India will likely continue to be a growth market for companies, and we see a lot of interest and activity there. There was a great deal of optimism about reforms that might take place under Prime Minister Modi. Many companies were eager to take advantage of the Make in India initiative. We’ve been working with companies to help build partnerships with provincial governments in order to establish proof of concept for addressing broad access problems. This could be addressing either a specific disease, or a policy challenge.
What would you say are some of the most exciting actionable opportunities in India?
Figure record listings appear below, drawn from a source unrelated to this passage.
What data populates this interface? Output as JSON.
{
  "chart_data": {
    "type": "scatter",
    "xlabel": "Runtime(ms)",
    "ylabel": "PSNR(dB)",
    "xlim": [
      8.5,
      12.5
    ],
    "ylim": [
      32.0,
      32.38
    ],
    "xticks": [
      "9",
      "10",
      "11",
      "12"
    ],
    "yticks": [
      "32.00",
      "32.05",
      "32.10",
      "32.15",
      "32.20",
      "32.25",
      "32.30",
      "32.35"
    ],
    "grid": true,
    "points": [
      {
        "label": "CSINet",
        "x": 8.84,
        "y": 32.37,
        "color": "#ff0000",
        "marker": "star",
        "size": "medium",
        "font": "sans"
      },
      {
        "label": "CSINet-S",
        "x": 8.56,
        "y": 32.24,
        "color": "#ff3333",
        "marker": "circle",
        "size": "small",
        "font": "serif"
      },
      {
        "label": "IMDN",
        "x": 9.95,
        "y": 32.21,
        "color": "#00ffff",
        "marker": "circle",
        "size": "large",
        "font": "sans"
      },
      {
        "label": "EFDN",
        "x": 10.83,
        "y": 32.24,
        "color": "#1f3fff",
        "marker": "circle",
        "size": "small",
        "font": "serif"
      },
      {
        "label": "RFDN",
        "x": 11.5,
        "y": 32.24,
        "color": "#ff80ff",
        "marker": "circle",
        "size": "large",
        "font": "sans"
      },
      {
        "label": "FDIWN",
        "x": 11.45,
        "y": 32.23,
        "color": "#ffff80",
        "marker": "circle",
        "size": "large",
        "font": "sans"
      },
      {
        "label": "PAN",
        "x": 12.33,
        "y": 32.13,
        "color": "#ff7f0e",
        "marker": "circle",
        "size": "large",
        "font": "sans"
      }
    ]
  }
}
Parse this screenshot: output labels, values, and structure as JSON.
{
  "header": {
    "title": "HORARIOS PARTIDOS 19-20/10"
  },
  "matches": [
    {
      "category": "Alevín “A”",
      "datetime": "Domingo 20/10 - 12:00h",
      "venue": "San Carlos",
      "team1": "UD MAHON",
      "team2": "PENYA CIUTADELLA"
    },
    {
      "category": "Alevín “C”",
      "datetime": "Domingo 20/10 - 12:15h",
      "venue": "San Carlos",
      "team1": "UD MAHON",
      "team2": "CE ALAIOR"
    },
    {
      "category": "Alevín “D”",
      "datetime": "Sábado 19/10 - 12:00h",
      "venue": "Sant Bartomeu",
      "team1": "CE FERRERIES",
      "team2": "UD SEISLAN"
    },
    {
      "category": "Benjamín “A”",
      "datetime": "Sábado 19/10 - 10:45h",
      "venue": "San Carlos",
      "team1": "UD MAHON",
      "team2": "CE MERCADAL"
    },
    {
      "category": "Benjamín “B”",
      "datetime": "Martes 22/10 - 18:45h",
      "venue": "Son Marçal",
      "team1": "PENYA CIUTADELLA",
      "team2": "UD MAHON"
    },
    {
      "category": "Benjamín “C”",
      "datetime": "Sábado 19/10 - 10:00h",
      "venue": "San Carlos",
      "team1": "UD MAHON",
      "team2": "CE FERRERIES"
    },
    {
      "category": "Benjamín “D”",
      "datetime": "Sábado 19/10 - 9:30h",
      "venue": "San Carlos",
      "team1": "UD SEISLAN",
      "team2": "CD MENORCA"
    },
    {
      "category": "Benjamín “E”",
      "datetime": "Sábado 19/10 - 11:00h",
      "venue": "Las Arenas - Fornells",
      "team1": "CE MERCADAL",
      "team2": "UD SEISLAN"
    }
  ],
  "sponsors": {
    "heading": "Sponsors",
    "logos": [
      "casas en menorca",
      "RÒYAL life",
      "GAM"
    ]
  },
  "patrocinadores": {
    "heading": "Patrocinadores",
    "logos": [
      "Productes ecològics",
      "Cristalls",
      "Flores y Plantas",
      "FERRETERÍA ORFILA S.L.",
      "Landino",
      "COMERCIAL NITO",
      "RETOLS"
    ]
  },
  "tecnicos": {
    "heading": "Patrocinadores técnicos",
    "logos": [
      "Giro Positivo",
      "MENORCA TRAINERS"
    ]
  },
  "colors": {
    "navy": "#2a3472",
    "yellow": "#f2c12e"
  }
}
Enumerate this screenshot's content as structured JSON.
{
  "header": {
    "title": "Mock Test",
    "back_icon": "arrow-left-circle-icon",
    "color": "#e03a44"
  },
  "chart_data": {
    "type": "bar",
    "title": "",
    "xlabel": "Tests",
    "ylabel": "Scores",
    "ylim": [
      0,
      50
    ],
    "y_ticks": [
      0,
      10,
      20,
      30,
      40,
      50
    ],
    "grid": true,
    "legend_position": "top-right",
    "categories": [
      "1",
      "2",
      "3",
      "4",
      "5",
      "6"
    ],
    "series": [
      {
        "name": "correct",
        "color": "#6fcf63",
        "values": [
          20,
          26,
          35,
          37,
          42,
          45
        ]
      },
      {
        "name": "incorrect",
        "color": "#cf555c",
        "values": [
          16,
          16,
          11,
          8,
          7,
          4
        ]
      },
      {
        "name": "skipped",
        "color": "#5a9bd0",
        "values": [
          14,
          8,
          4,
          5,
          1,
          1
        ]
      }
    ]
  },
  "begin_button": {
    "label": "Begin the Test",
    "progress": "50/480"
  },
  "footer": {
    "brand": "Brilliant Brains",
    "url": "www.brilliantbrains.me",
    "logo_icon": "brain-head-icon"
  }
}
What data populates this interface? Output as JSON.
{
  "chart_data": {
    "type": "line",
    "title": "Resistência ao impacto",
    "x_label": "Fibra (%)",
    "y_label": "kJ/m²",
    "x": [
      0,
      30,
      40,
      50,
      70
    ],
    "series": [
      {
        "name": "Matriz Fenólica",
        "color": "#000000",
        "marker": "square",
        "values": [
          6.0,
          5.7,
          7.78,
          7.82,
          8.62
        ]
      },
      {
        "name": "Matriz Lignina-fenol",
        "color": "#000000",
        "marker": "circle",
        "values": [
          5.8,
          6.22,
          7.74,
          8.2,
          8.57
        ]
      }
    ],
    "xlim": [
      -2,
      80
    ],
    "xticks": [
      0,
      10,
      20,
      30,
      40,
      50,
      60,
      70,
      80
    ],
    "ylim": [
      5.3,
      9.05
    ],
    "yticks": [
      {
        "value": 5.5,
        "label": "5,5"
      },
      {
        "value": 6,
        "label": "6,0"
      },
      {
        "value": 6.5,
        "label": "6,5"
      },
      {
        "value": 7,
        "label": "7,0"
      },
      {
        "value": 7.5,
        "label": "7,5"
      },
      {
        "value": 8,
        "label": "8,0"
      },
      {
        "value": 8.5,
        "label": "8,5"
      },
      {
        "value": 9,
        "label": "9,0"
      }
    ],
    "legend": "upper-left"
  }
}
In order to be successful, companies really need to align themselves with domestic priorities and have a strong message about the value proposition their company brings The Make in India policy remains a good opportunity for companies to do just that. There are a wealth of access challenges in India, most of which stem from a lack of infrastructure. A number of companies have been looking at ways they can collaborate with governmental and non-governmental partners on things like doctor training, and innovative access programs for vaccines or other therapies.
You said Brazil is an uncertain environment, but it’s still a large economy with a great deal of potential. What is your advice to companies that are looking to enter the country?
Before this current era, Brazil used a public-private partnership called Public Development Partnership (PDP) where companies were able to get a step up and prolong their exclusivity in the Brazilian market by transferring technology to a Brazilian partner. There are multiple instances where this has been done successfully, though there are some notable examples of it falling through. Whether companies consider a PDP or not, they should consider how they can most constructively work with governments and align the messaging around company goals to national or local priorities.
Do you see the questions surrounding Brexit as being so consequential that companies should hold off on most decisions, or do you feel that issues of market access will be easy enough to navigate that companies can proceed?
The UK and Europe will continue to be great markets for healthcare companies, Brexit doesn’t necessarily create some devastating uncertainty. Rather, there will be some questions that need to be addressed over the next few years. It will be important for industry to be engaged in that process, and be informing stakeholders on both sides of the English Channel as to what the future should look like.